Semua kandungan nilai-nilainya berlaku untuk semua.
Di Indonesia HAM
sebenarnya telah lama ada. Sebagai contoh, HAM di Sulawesi Selatan telah
dikenal sejak lama, kemudian ditulis dalam buku-buku adat (Lontarak). Antara
lain dinyatakan dalam buku Lontarak (Tomatindo di Lagana) bahwa apabila raja
berselisih faham dengan Dewan Adat, maka Raja harus mengalah. Tetapi apabila
para Dewam Adat sendiri berselisih, maka rakyatlah yang memustuskan. Jadi
asas-asas HAM yang telah disorot sekarang, semuanya sudah diterpkan oleh
Raja-Raja dahulu, namun hal ini kurang diperhatikan karena sebagian ahli hukum
Indonesia sendiri agaknya lebih suka mempelajari teori hukum Barat. Dengan
demikian dapat disimpulkan bahwa HAM sudah lama lahir di Indonesia, namun dalam
perkembangannya tidak menonjol karena kurang dipublikasikan.
Human Rights
selalu terkait dengan hak individu dan hak masyarakat. Ada yang bertanya
mengapa tidak disebut hak dan kewajban asasi. Juga ada yang bertanya mengapa
bukan Social Rights. Bukankan Social Rights mengutamakan masyarakat yang
menjadi tujuan ? Sesungguhnya dalam Human Rights sudah implisit adanya
kewajiban yang harus memperhatikan kepentingan masyarakat. Demikian juga tidak
mungkin kita mengatakan ada hak kalau tanpa kewajiban. Orang yang dihormati
haknya berkewajiban pula menghormati hak orang lain. Jadi saling hormat-menghormati
terhadap masing-masing hak orang. Jadi jelaslah kalau ada hak berarti ada
kewajiban.
Hak
Asasi Manusia di Indonesia bersumber dan bermuara pada pancasila. Yang artinya
Hak Asasi Manusia mendapat jaminan kuat dari falsafah bangsa, yakni Pancasila.

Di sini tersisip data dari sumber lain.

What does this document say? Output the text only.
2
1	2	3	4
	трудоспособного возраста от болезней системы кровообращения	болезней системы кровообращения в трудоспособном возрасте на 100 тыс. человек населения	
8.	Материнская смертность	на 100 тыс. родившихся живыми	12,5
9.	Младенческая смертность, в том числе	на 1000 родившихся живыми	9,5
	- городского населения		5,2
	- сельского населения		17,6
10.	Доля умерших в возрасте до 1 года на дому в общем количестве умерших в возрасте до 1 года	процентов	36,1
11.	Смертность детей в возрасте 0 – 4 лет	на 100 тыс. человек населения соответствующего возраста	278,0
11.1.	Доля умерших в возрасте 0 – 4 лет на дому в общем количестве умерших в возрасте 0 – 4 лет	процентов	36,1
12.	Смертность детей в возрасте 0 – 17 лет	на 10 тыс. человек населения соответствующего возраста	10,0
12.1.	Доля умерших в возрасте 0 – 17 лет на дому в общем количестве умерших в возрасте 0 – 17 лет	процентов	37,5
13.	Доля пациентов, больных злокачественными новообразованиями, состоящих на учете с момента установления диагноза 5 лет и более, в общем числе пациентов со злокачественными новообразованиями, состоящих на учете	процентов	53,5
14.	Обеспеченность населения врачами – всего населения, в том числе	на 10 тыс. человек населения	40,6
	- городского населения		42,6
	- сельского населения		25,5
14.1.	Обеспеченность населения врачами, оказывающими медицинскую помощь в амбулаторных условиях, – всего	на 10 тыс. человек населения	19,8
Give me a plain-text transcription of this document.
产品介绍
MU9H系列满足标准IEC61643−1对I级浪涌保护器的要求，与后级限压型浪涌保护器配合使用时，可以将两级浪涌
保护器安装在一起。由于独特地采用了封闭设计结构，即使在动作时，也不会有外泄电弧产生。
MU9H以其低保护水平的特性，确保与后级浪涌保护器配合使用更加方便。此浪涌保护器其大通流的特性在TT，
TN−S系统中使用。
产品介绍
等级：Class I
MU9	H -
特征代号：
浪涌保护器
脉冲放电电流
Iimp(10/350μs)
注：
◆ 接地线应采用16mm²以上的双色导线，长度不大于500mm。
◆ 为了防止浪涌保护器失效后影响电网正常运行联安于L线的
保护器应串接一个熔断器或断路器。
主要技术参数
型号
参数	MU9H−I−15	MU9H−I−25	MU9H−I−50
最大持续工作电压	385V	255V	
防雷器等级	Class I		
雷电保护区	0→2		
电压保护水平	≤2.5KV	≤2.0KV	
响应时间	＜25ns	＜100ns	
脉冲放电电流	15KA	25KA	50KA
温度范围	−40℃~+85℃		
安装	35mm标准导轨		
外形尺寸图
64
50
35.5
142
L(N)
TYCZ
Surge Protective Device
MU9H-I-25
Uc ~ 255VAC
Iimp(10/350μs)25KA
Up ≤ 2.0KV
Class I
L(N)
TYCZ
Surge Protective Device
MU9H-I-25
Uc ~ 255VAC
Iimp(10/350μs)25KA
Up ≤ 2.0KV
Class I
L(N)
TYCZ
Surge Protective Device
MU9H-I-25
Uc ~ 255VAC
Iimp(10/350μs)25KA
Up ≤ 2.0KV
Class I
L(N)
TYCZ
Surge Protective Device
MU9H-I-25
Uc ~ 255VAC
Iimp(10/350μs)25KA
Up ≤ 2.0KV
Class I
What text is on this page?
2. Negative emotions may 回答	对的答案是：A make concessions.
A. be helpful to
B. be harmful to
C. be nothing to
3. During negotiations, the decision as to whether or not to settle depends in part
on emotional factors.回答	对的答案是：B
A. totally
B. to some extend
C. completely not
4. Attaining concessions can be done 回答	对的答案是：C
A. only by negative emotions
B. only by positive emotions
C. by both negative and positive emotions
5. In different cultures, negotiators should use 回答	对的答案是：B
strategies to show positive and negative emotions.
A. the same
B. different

Bermuara pada Pancasila dimaksudkan bahwa pelaksanaan hak asasi manusia
tersebut harus memperhatikan garis-garis yang telah ditentukan dalam ketentuan
falsafah Pancasila. Bagi bangsa Indonesia, melaksanakan hak asasi manusia bukan
berarti melaksanakan dengan sebebas-bebasnya, melainkan harus memperhatikan
ketentuan-ketentuan yang terkandung dalam pandangan hidup bangsa Indonesia,
yaitu Pancasila. Hal ini disebabkan pada dasarnya memang tidak ada hak yang
dapat dilaksanakan secara multak tanpa memperhatikan hak orang lain.
Setiap hak akan
dibatasi oleh hak orang lain. Jika dalam melaksanakan hak, kita tidak
memperhatikan hak orang lain,maka yang terjadi adalah benturan hak atau
kepentingan dalam hidup bermasyarakat, berbangsa, dan bernegara
Negara Republik
Indonesia mengakui dan menjunjung tinggi hak asasi manusia dan kebebasan dasar
manusia sebagai hak yang secara kodrati melekat dan tidak terpisah dari manusia
yang harus dilindungi, dihormati, dan ditegakkan demi peningkatan martabat
kemanusisan, kesejahteraan, kebahagiaan, dan kecerdasan serta keadilan.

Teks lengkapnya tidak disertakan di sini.